The International Finance Corporation (IFC) has led a group of 10 banks in announcing the adoption of a voluntary set of environmental and social guidelines that will be applied to project financing in all industry sectors globally, including water and transport infrastructure.

The guidelines are known as the “Equator Principles” (EP) and are based on IFC and World Bank policies and guidelines. The IFC is the World Bank’s private sector development arm and its mission is to promote sustainable private sector investment in developing countries.

The banks are ABN Amro Bank, NV, Barclays PLC, Citigroup, Inc, Credit Lyonnais, Credit Suisse Group, HVB Group, Rabobank, Royal Bank of Scotland, WestLB AG, and Westpac Banking Corporation.

“The adoption of the EP confirms that the role of global financial institutions is changing dramatically. More than ever people at the local level know that the environmental and social aspects of an investment can have profound consequences on their lives and on their communities, particularly in the emerging markets where regulatory regimes are often very weak,” says Peter Woicke, IFC executive vice-president and the World Bank Group’s managing director.

“The amount of investment this will affect is massive. Even if you use an extremely conservative estimate, this will change the rules of the game for about US$100bn in global investment in the next 10 years,” according to Woicke, while Charles Prince, chairman and CEO of Citigroup’s Global Corporate and Investment bank, says “Today the EP become the actual standard for our industry.”

In regard to whether EP will affect pending transactions, ABN Amro project finance head Richard Burrett says: “Clearly the banks adopting EP will start the process of implementing the principles into their decision-making from now on. That may take or may occur at different rates within the institutions, therefore it conceivably will affect the negotiations of clients and transactions that have not yet been formally agreed upon.”

Regarding how much private sector consultation has taken place, Burrett adds that the banks have spoken to numerous stakeholders, including NGOs, in the EP’s formulation and there has been an active dialogue process.

In adopting the EP, a bank will provide loans only to those projects whose sponsors can demonstrate to the bank’s satisfaction their ability and willingness to comply with comprehensive processes aimed at ensuring that projects are developed in a socially responsible manner and according to sound environmental management practices.

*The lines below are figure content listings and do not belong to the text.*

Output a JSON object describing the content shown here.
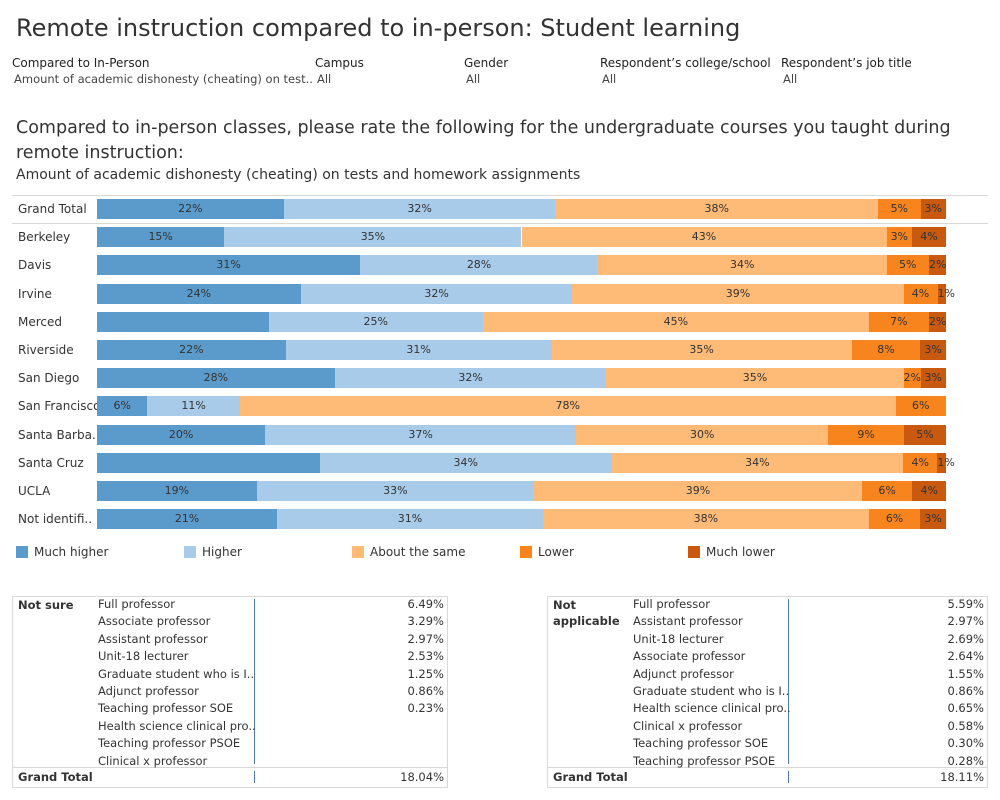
{
  "title": "Remote instruction compared to in-person: Student learning",
  "filters": [
    {
      "label": "Compared to In-Person",
      "value": "Amount of academic dishonesty (cheating) on test.."
    },
    {
      "label": "Campus",
      "value": "All"
    },
    {
      "label": "Gender",
      "value": "All"
    },
    {
      "label": "Respondent’s college/school",
      "value": "All"
    },
    {
      "label": "Respondent’s job title",
      "value": "All"
    }
  ],
  "question": "Compared to in-person classes, please rate the following for the undergraduate courses you taught during remote instruction:",
  "subquestion": "Amount of academic dishonesty (cheating) on tests and homework assignments",
  "colors": {
    "much_higher": "#5b9bcb",
    "higher": "#a7cbe8",
    "about_same": "#fdbb77",
    "lower": "#f8841d",
    "much_lower": "#c9590f"
  },
  "chart_data": {
    "type": "bar",
    "orientation": "horizontal",
    "stacked": true,
    "normalized": true,
    "categories": [
      "Grand Total",
      "Berkeley",
      "Davis",
      "Irvine",
      "Merced",
      "Riverside",
      "San Diego",
      "San Francisco",
      "Santa Barba..",
      "Santa Cruz",
      "UCLA",
      "Not identifi.."
    ],
    "series": [
      {
        "name": "Much higher",
        "color": "#5b9bcb",
        "values": [
          22,
          15,
          31,
          24,
          20,
          22,
          28,
          6,
          20,
          26,
          19,
          21
        ],
        "labels": [
          "22%",
          "15%",
          "31%",
          "24%",
          "",
          "22%",
          "28%",
          "6%",
          "20%",
          "",
          "19%",
          "21%"
        ]
      },
      {
        "name": "Higher",
        "color": "#a7cbe8",
        "values": [
          32,
          35,
          28,
          32,
          25,
          31,
          32,
          11,
          37,
          34,
          33,
          31
        ],
        "labels": [
          "32%",
          "35%",
          "28%",
          "32%",
          "25%",
          "31%",
          "32%",
          "11%",
          "37%",
          "34%",
          "33%",
          "31%"
        ]
      },
      {
        "name": "About the same",
        "color": "#fdbb77",
        "values": [
          38,
          43,
          34,
          39,
          45,
          35,
          35,
          78,
          30,
          34,
          39,
          38
        ],
        "labels": [
          "38%",
          "43%",
          "34%",
          "39%",
          "45%",
          "35%",
          "35%",
          "78%",
          "30%",
          "34%",
          "39%",
          "38%"
        ]
      },
      {
        "name": "Lower",
        "color": "#f8841d",
        "values": [
          5,
          3,
          5,
          4,
          7,
          8,
          2,
          6,
          9,
          4,
          6,
          6
        ],
        "labels": [
          "5%",
          "3%",
          "5%",
          "4%",
          "7%",
          "8%",
          "2%",
          "6%",
          "9%",
          "4%",
          "6%",
          "6%"
        ]
      },
      {
        "name": "Much lower",
        "color": "#c9590f",
        "values": [
          3,
          4,
          2,
          1,
          2,
          3,
          3,
          0,
          5,
          1,
          4,
          3
        ],
        "labels": [
          "3%",
          "4%",
          "2%",
          "1%",
          "2%",
          "3%",
          "3%",
          "",
          "5%",
          "1%",
          "4%",
          "3%"
        ]
      }
    ],
    "legend": "bottom"
  },
  "tables": [
    {
      "group": "Not sure",
      "rows": [
        {
          "label": "Full professor",
          "value": "6.49%"
        },
        {
          "label": "Associate professor",
          "value": "3.29%"
        },
        {
          "label": "Assistant professor",
          "value": "2.97%"
        },
        {
          "label": "Unit-18 lecturer",
          "value": "2.53%"
        },
        {
          "label": "Graduate student who is I..",
          "value": "1.25%"
        },
        {
          "label": "Adjunct professor",
          "value": "0.86%"
        },
        {
          "label": "Teaching professor SOE",
          "value": "0.23%"
        },
        {
          "label": "Health science clinical pro..",
          "value": ""
        },
        {
          "label": "Teaching professor PSOE",
          "value": ""
        },
        {
          "label": "Clinical x professor",
          "value": ""
        }
      ],
      "total_label": "Grand Total",
      "total_value": "18.04%"
    },
    {
      "group": "Not applicable",
      "rows": [
        {
          "label": "Full professor",
          "value": "5.59%"
        },
        {
          "label": "Assistant professor",
          "value": "2.97%"
        },
        {
          "label": "Unit-18 lecturer",
          "value": "2.69%"
        },
        {
          "label": "Associate professor",
          "value": "2.64%"
        },
        {
          "label": "Adjunct professor",
          "value": "1.55%"
        },
        {
          "label": "Graduate student who is I..",
          "value": "0.86%"
        },
        {
          "label": "Health science clinical pro..",
          "value": "0.65%"
        },
        {
          "label": "Clinical x professor",
          "value": "0.58%"
        },
        {
          "label": "Teaching professor SOE",
          "value": "0.30%"
        },
        {
          "label": "Teaching professor PSOE",
          "value": "0.28%"
        }
      ],
      "total_label": "Grand Total",
      "total_value": "18.11%"
    }
  ]
}
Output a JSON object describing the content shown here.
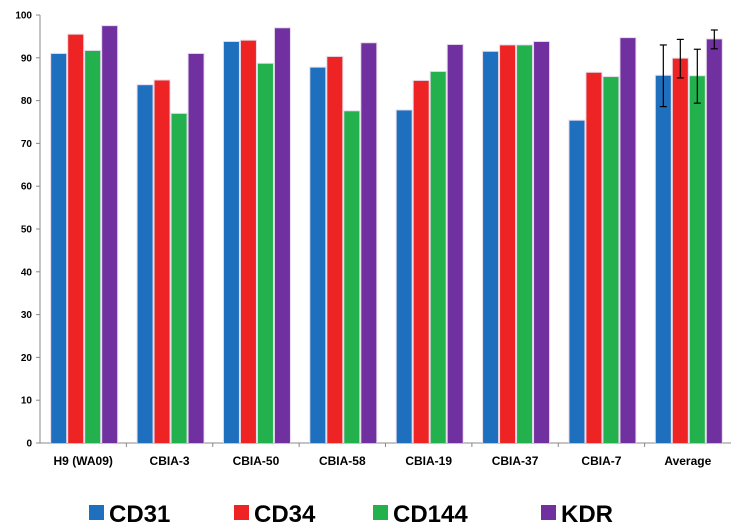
{
  "chart_data": {
    "type": "bar",
    "title": "",
    "xlabel": "",
    "ylabel": "",
    "ylim": [
      0,
      100
    ],
    "yticks": [
      0,
      10,
      20,
      30,
      40,
      50,
      60,
      70,
      80,
      90,
      100
    ],
    "grid": false,
    "legend_position": "bottom",
    "categories": [
      "H9 (WA09)",
      "CBIA-3",
      "CBIA-50",
      "CBIA-58",
      "CBIA-19",
      "CBIA-37",
      "CBIA-7",
      "Average"
    ],
    "series": [
      {
        "name": "CD31",
        "color": "#1f6fbf",
        "values": [
          90.9,
          83.6,
          93.7,
          87.7,
          77.7,
          91.4,
          75.3,
          85.8
        ]
      },
      {
        "name": "CD34",
        "color": "#ee2424",
        "values": [
          95.4,
          84.7,
          94.0,
          90.2,
          84.6,
          92.9,
          86.5,
          89.8
        ]
      },
      {
        "name": "CD144",
        "color": "#22b14c",
        "values": [
          91.6,
          76.9,
          88.6,
          77.5,
          86.7,
          92.9,
          85.5,
          85.7
        ]
      },
      {
        "name": "KDR",
        "color": "#7030a0",
        "values": [
          97.4,
          90.9,
          96.9,
          93.4,
          93.0,
          93.7,
          94.6,
          94.3
        ]
      }
    ],
    "error_bars": {
      "category": "Average",
      "values": [
        7.2,
        4.5,
        6.3,
        2.2
      ]
    }
  }
}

The banks will apply the EP to all loans for projects with a capital cost of US$50mn or more. The EP will use a screening process for projects based on IFC’s environmental and social screening process. Projects will be categorised as A, B or C (high, medium or low environmental or social risk) by the banks. For A and B projects, the borrower will complete an environmental assessment addressing the environmental and social issues identified in the categorisation process. After appropriate consultation with affected local stakeholders, category A projects, and category B projects where appropriate, will prepare environmental management plans to address mitigation and monitoring of environmental and social risks.

Environmental issues include pollution prevention and waste minimisation, pollution controls (liquid effluents and air emissions) and solid and chemical waste management.

The borrower will be required to demonstrate to the bank that the project complies with host country laws and the World Bank and IFC Pollution Prevention and Abatement Guidelines for the relevant industry sector. For projects in emerging economies, the borrower would also have to demonstrate that the environmental assessment has taken into account the IFC Safeguard Polices, which provide guidance on issues such as natural habitats, indigenous populations, involuntary resettlement, safety of dams, forestry and cultural property.